Disgraced lobbyist Jack Abramoff puts former beneficiaries of his fundraising work in the crosshairs in his new book, up to and including former North Dakota Senator Byron Dorgan:
He takes a shot at Byron Dorgan, the former Democratic senator from North Dakota: “Byron Dorgan railed against the ‘cesspool of greed’ surrounding my practice. I guess it wasn’t a cesspool when he had his hand out to take over $75,000 in campaign contributions from our team and clients.”
Dorgan fires back:
“He’s probably pretty upset with me because I helped lead the investigation that helped send him to prison.” The former senator told The Huffington Post that he never met Abramoff and never took any money from him. And though Dorgan said he did receive some money from tribal donors, the record shows that Abramoff steered Native American money away from Democrats, not toward them.

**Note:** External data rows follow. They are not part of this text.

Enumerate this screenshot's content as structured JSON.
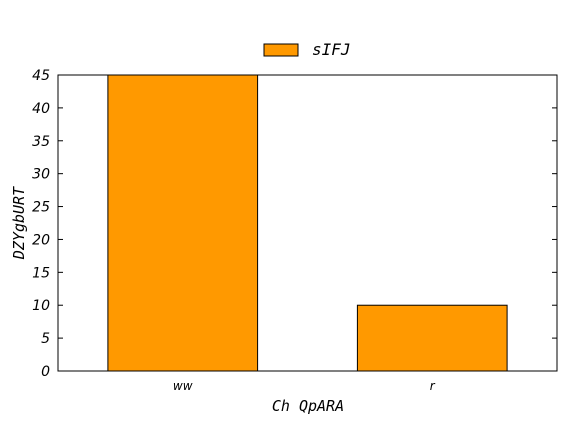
{
  "chart_data": {
    "type": "bar",
    "categories": [
      "ww",
      "r"
    ],
    "series": [
      {
        "name": "sIFJ",
        "values": [
          45,
          10
        ],
        "color": "#ff9900"
      }
    ],
    "title": "",
    "xlabel": "Ch QpARA",
    "ylabel": "DZYgbURT",
    "ylim": [
      0,
      45
    ],
    "yticks": [
      0,
      5,
      10,
      15,
      20,
      25,
      30,
      35,
      40,
      45
    ],
    "grid": false,
    "legend_position": "top-center"
  }
}
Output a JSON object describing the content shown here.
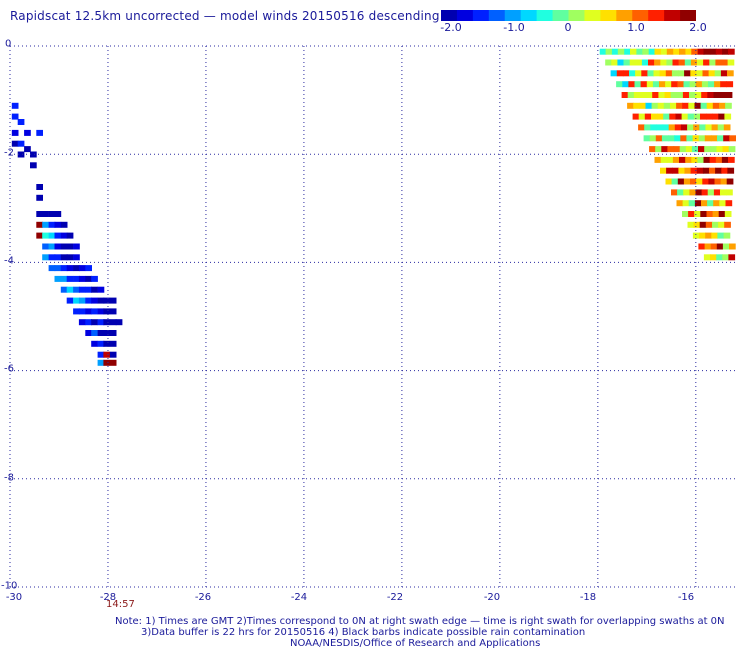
{
  "title": "Rapidscat 12.5km uncorrected — model winds 20150516 descending",
  "colorbar": {
    "labels": [
      "-2.0",
      "-1.0",
      "0",
      "1.0",
      "2.0"
    ],
    "colors": [
      "#0000b0",
      "#0000e0",
      "#0020ff",
      "#0060ff",
      "#00a0ff",
      "#00d8ff",
      "#20ffe0",
      "#60ffa0",
      "#a0ff60",
      "#e0ff20",
      "#ffe000",
      "#ffa000",
      "#ff6000",
      "#ff2000",
      "#c00000",
      "#900000"
    ]
  },
  "axes": {
    "y_ticks": [
      "0",
      "-2",
      "-4",
      "-6",
      "-8",
      "-10"
    ],
    "x_ticks": [
      "-30",
      "-28",
      "-26",
      "-24",
      "-22",
      "-20",
      "-18",
      "-16"
    ]
  },
  "time_label": "14:57",
  "notes": [
    "Note: 1) Times are GMT 2)Times correspond to 0N at right swath edge — time is right swath for overlapping swaths at 0N",
    "3)Data buffer is 22 hrs for 20150516 4) Black barbs indicate possible rain contamination",
    "NOAA/NESDIS/Office of Research and Applications"
  ],
  "chart_data": {
    "type": "heatmap",
    "title": "Rapidscat 12.5km uncorrected — model winds 20150516 descending",
    "xlim": [
      -30,
      -15.2
    ],
    "ylim": [
      -10,
      0
    ],
    "x_ticks": [
      -30,
      -28,
      -26,
      -24,
      -22,
      -20,
      -18,
      -16
    ],
    "y_ticks": [
      0,
      -2,
      -4,
      -6,
      -8,
      -10
    ],
    "color_range": [
      -2.0,
      2.0
    ],
    "cell_size_deg": 0.125,
    "swaths": [
      {
        "region": "west",
        "cells": [
          {
            "lon": -29.9,
            "lat": -1.1,
            "v": -1.3
          },
          {
            "lon": -29.9,
            "lat": -1.3,
            "v": -1.5
          },
          {
            "lon": -29.78,
            "lat": -1.4,
            "v": -1.4
          },
          {
            "lon": -29.9,
            "lat": -1.6,
            "v": -1.6
          },
          {
            "lon": -29.65,
            "lat": -1.6,
            "v": -1.7
          },
          {
            "lon": -29.4,
            "lat": -1.6,
            "v": -1.3
          },
          {
            "lon": -29.9,
            "lat": -1.8,
            "v": -1.9
          },
          {
            "lon": -29.78,
            "lat": -1.8,
            "v": -1.5
          },
          {
            "lon": -29.65,
            "lat": -1.9,
            "v": -1.8
          },
          {
            "lon": -29.78,
            "lat": -2.0,
            "v": -1.9
          },
          {
            "lon": -29.53,
            "lat": -2.0,
            "v": -1.9
          },
          {
            "lon": -29.53,
            "lat": -2.2,
            "v": -2.0
          },
          {
            "lon": -29.4,
            "lat": -2.6,
            "v": -2.0
          },
          {
            "lon": -29.4,
            "lat": -2.8,
            "v": -2.0
          },
          {
            "lon": -29.4,
            "lat": -3.1,
            "v": -2.0
          },
          {
            "lon": -29.28,
            "lat": -3.1,
            "v": -1.8
          },
          {
            "lon": -29.15,
            "lat": -3.1,
            "v": -1.9
          },
          {
            "lon": -29.03,
            "lat": -3.1,
            "v": -1.8
          },
          {
            "lon": -29.4,
            "lat": -3.3,
            "v": 2.0
          },
          {
            "lon": -29.28,
            "lat": -3.3,
            "v": -1.0
          },
          {
            "lon": -29.15,
            "lat": -3.3,
            "v": -1.5
          },
          {
            "lon": -29.03,
            "lat": -3.3,
            "v": -1.7
          },
          {
            "lon": -28.9,
            "lat": -3.3,
            "v": -1.9
          },
          {
            "lon": -29.4,
            "lat": -3.5,
            "v": 2.0
          },
          {
            "lon": -29.28,
            "lat": -3.5,
            "v": -0.4
          },
          {
            "lon": -29.15,
            "lat": -3.5,
            "v": -0.7
          },
          {
            "lon": -29.03,
            "lat": -3.5,
            "v": -1.4
          },
          {
            "lon": -28.9,
            "lat": -3.5,
            "v": -1.7
          },
          {
            "lon": -28.78,
            "lat": -3.5,
            "v": -1.8
          },
          {
            "lon": -29.28,
            "lat": -3.7,
            "v": -1.2
          },
          {
            "lon": -29.15,
            "lat": -3.7,
            "v": -0.9
          },
          {
            "lon": -29.03,
            "lat": -3.7,
            "v": -1.6
          },
          {
            "lon": -28.9,
            "lat": -3.7,
            "v": -1.9
          },
          {
            "lon": -28.78,
            "lat": -3.7,
            "v": -1.9
          },
          {
            "lon": -28.65,
            "lat": -3.7,
            "v": -1.7
          },
          {
            "lon": -29.28,
            "lat": -3.9,
            "v": -0.8
          },
          {
            "lon": -29.15,
            "lat": -3.9,
            "v": -1.3
          },
          {
            "lon": -29.03,
            "lat": -3.9,
            "v": -1.5
          },
          {
            "lon": -28.9,
            "lat": -3.9,
            "v": -1.9
          },
          {
            "lon": -28.78,
            "lat": -3.9,
            "v": -1.8
          },
          {
            "lon": -28.65,
            "lat": -3.9,
            "v": -1.6
          },
          {
            "lon": -29.15,
            "lat": -4.1,
            "v": -1.1
          },
          {
            "lon": -29.03,
            "lat": -4.1,
            "v": -1.2
          },
          {
            "lon": -28.9,
            "lat": -4.1,
            "v": -1.4
          },
          {
            "lon": -28.78,
            "lat": -4.1,
            "v": -1.6
          },
          {
            "lon": -28.65,
            "lat": -4.1,
            "v": -1.9
          },
          {
            "lon": -28.53,
            "lat": -4.1,
            "v": -1.7
          },
          {
            "lon": -28.4,
            "lat": -4.1,
            "v": -1.3
          },
          {
            "lon": -29.03,
            "lat": -4.3,
            "v": -1.0
          },
          {
            "lon": -28.9,
            "lat": -4.3,
            "v": -0.8
          },
          {
            "lon": -28.78,
            "lat": -4.3,
            "v": -1.5
          },
          {
            "lon": -28.65,
            "lat": -4.3,
            "v": -1.3
          },
          {
            "lon": -28.53,
            "lat": -4.3,
            "v": -1.6
          },
          {
            "lon": -28.4,
            "lat": -4.3,
            "v": -1.8
          },
          {
            "lon": -28.28,
            "lat": -4.3,
            "v": -1.5
          },
          {
            "lon": -28.9,
            "lat": -4.5,
            "v": -1.2
          },
          {
            "lon": -28.78,
            "lat": -4.5,
            "v": -0.7
          },
          {
            "lon": -28.65,
            "lat": -4.5,
            "v": -1.1
          },
          {
            "lon": -28.53,
            "lat": -4.5,
            "v": -1.4
          },
          {
            "lon": -28.4,
            "lat": -4.5,
            "v": -1.5
          },
          {
            "lon": -28.28,
            "lat": -4.5,
            "v": -1.9
          },
          {
            "lon": -28.15,
            "lat": -4.5,
            "v": -1.7
          },
          {
            "lon": -28.78,
            "lat": -4.7,
            "v": -1.4
          },
          {
            "lon": -28.65,
            "lat": -4.7,
            "v": -0.6
          },
          {
            "lon": -28.53,
            "lat": -4.7,
            "v": -0.9
          },
          {
            "lon": -28.4,
            "lat": -4.7,
            "v": -1.3
          },
          {
            "lon": -28.28,
            "lat": -4.7,
            "v": -1.6
          },
          {
            "lon": -28.15,
            "lat": -4.7,
            "v": -1.8
          },
          {
            "lon": -28.03,
            "lat": -4.7,
            "v": -1.9
          },
          {
            "lon": -27.9,
            "lat": -4.7,
            "v": -2.0
          },
          {
            "lon": -28.65,
            "lat": -4.9,
            "v": -1.3
          },
          {
            "lon": -28.53,
            "lat": -4.9,
            "v": -1.5
          },
          {
            "lon": -28.4,
            "lat": -4.9,
            "v": -1.7
          },
          {
            "lon": -28.28,
            "lat": -4.9,
            "v": -1.4
          },
          {
            "lon": -28.15,
            "lat": -4.9,
            "v": -1.6
          },
          {
            "lon": -28.03,
            "lat": -4.9,
            "v": -1.9
          },
          {
            "lon": -27.9,
            "lat": -4.9,
            "v": -2.0
          },
          {
            "lon": -28.53,
            "lat": -5.1,
            "v": -1.6
          },
          {
            "lon": -28.4,
            "lat": -5.1,
            "v": -1.3
          },
          {
            "lon": -28.28,
            "lat": -5.1,
            "v": -1.8
          },
          {
            "lon": -28.15,
            "lat": -5.1,
            "v": -1.5
          },
          {
            "lon": -28.03,
            "lat": -5.1,
            "v": -1.9
          },
          {
            "lon": -27.9,
            "lat": -5.1,
            "v": -2.0
          },
          {
            "lon": -27.78,
            "lat": -5.1,
            "v": -1.9
          },
          {
            "lon": -28.4,
            "lat": -5.3,
            "v": -1.7
          },
          {
            "lon": -28.28,
            "lat": -5.3,
            "v": -1.2
          },
          {
            "lon": -28.15,
            "lat": -5.3,
            "v": -1.8
          },
          {
            "lon": -28.03,
            "lat": -5.3,
            "v": -2.0
          },
          {
            "lon": -27.9,
            "lat": -5.3,
            "v": -2.0
          },
          {
            "lon": -28.28,
            "lat": -5.5,
            "v": -1.6
          },
          {
            "lon": -28.15,
            "lat": -5.5,
            "v": -1.4
          },
          {
            "lon": -28.03,
            "lat": -5.5,
            "v": -1.9
          },
          {
            "lon": -27.9,
            "lat": -5.5,
            "v": -2.0
          },
          {
            "lon": -28.15,
            "lat": -5.7,
            "v": -1.5
          },
          {
            "lon": -28.03,
            "lat": -5.7,
            "v": 1.6
          },
          {
            "lon": -27.9,
            "lat": -5.7,
            "v": -1.8
          },
          {
            "lon": -28.15,
            "lat": -5.85,
            "v": -0.9
          },
          {
            "lon": -28.03,
            "lat": -5.85,
            "v": 2.0
          },
          {
            "lon": -27.9,
            "lat": -5.85,
            "v": 2.0
          }
        ]
      },
      {
        "region": "east",
        "cells": [
          {
            "lon": -17.9,
            "lat": -0.1,
            "v": -0.3
          },
          {
            "lon": -17.78,
            "lat": -0.1,
            "v": 0.0
          },
          {
            "lon": -17.65,
            "lat": -0.1,
            "v": -0.5
          },
          {
            "lon": -17.53,
            "lat": -0.1,
            "v": 0.2
          },
          {
            "lon": -17.4,
            "lat": -0.1,
            "v": -0.4
          },
          {
            "lon": -17.28,
            "lat": -0.1,
            "v": 0.4
          },
          {
            "lon": -17.15,
            "lat": -0.1,
            "v": -0.2
          },
          {
            "lon": -17.03,
            "lat": -0.1,
            "v": 0.1
          },
          {
            "lon": -16.9,
            "lat": -0.1,
            "v": -0.3
          },
          {
            "lon": -16.78,
            "lat": -0.1,
            "v": 0.6
          },
          {
            "lon": -16.65,
            "lat": -0.1,
            "v": 0.3
          },
          {
            "lon": -16.53,
            "lat": -0.1,
            "v": 0.8
          },
          {
            "lon": -16.4,
            "lat": -0.1,
            "v": 0.5
          },
          {
            "lon": -16.28,
            "lat": -0.1,
            "v": 0.9
          },
          {
            "lon": -16.15,
            "lat": -0.1,
            "v": 0.7
          },
          {
            "lon": -16.03,
            "lat": -0.1,
            "v": 1.1
          },
          {
            "lon": -15.9,
            "lat": -0.1,
            "v": 1.5
          },
          {
            "lon": -15.78,
            "lat": -0.1,
            "v": 1.8
          },
          {
            "lon": -15.65,
            "lat": -0.1,
            "v": 1.9
          },
          {
            "lon": -15.53,
            "lat": -0.1,
            "v": 1.6
          },
          {
            "lon": -15.4,
            "lat": -0.1,
            "v": 1.9
          },
          {
            "lon": -15.28,
            "lat": -0.1,
            "v": 1.7
          }
        ]
      }
    ]
  }
}
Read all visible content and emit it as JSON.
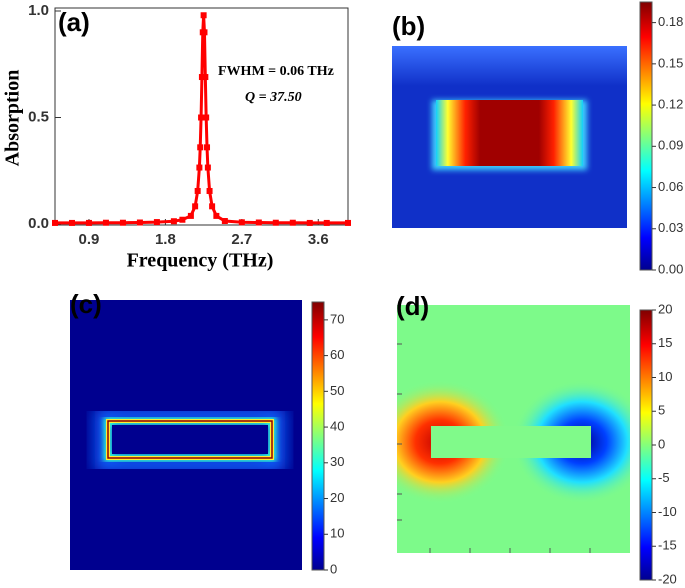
{
  "chart_data": [
    {
      "type": "line",
      "title": "(a)",
      "x_label": "Frequency (THz)",
      "y_label": "Absorption",
      "annotations": [
        "FWHM = 0.06 THz",
        "Q = 37.50"
      ],
      "xlim": [
        0.5,
        3.95
      ],
      "ylim": [
        0,
        1
      ],
      "xticks": [
        0.9,
        1.8,
        2.7,
        3.6
      ],
      "yticks": [
        {
          "value": 0,
          "label": "0.0"
        },
        {
          "value": 0.5,
          "label": "0.5"
        },
        {
          "value": 1,
          "label": "1.0"
        }
      ],
      "series": [
        {
          "color": "#ff0000",
          "x": [
            0.5,
            0.7,
            0.9,
            1.1,
            1.3,
            1.5,
            1.7,
            1.9,
            2.0,
            2.1,
            2.15,
            2.18,
            2.2,
            2.21,
            2.22,
            2.23,
            2.24,
            2.25,
            2.26,
            2.27,
            2.28,
            2.29,
            2.3,
            2.32,
            2.35,
            2.4,
            2.5,
            2.7,
            2.9,
            3.1,
            3.3,
            3.5,
            3.7,
            3.95
          ],
          "values": [
            0.005,
            0.005,
            0.005,
            0.006,
            0.006,
            0.007,
            0.009,
            0.013,
            0.02,
            0.038,
            0.083,
            0.155,
            0.265,
            0.36,
            0.5,
            0.69,
            0.9,
            0.98,
            0.9,
            0.69,
            0.5,
            0.36,
            0.265,
            0.155,
            0.083,
            0.038,
            0.014,
            0.008,
            0.007,
            0.006,
            0.006,
            0.005,
            0.005,
            0.005
          ]
        }
      ]
    },
    {
      "type": "heatmap",
      "title": "(b)",
      "zlim": [
        0,
        0.195
      ],
      "zticks": [
        {
          "value": 0,
          "label": "0.00"
        },
        {
          "value": 0.03,
          "label": "0.03"
        },
        {
          "value": 0.06,
          "label": "0.06"
        },
        {
          "value": 0.09,
          "label": "0.09"
        },
        {
          "value": 0.12,
          "label": "0.12"
        },
        {
          "value": 0.15,
          "label": "0.15"
        },
        {
          "value": 0.18,
          "label": "0.18"
        }
      ]
    },
    {
      "type": "heatmap",
      "title": "(c)",
      "zlim": [
        0,
        75
      ],
      "zticks": [
        0,
        10,
        20,
        30,
        40,
        50,
        60,
        70
      ]
    },
    {
      "type": "heatmap",
      "title": "(d)",
      "zlim": [
        -20,
        20
      ],
      "zticks": [
        -20,
        -15,
        -10,
        -5,
        0,
        5,
        10,
        15,
        20
      ]
    }
  ]
}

“He was both a liar and thief,” Dorgan said. “What we do know is that he was corrupt. That’s what we do know. For him to allege corruption of others is pretty Byzantine.”
I’ve always found Dorgan’s claim that he never met Abramoff to be a little suspect. Maybe the two never did meet face to face, but Dorgan certainly got favors from Abramoff. The $73,000 in contributions directed at Dorgan from Abramoff clients is one thing (Dorgan was one of the top recipients of Abramoff contributions), as is Dorgan’s use of Abramoff’s suite at the MCI Center for a fundraiser as reported by the Washington Post in 2005:
In March 2001, Dorgan held a fundraising event during a hockey game in a skybox leased by an Abramoff company at MCI Center. But the senator said he believed that the box was controlled by Greenberg Traurig. The event was organized by Smith, the Democratic fundraiser, he added.
“I was unaware that Abramoff was involved,” Dorgan said.
Dorgan got tens of thousands of dollars in contributions from Abramoff clients, which Abramoff himself says he directed, and he held a swanky fundraiser at Abramoff’s suite.
But Dorgan totally didn’t know about Abramoff’s involvement in all that.
If you believe that, I’ve got a bridge to sell you.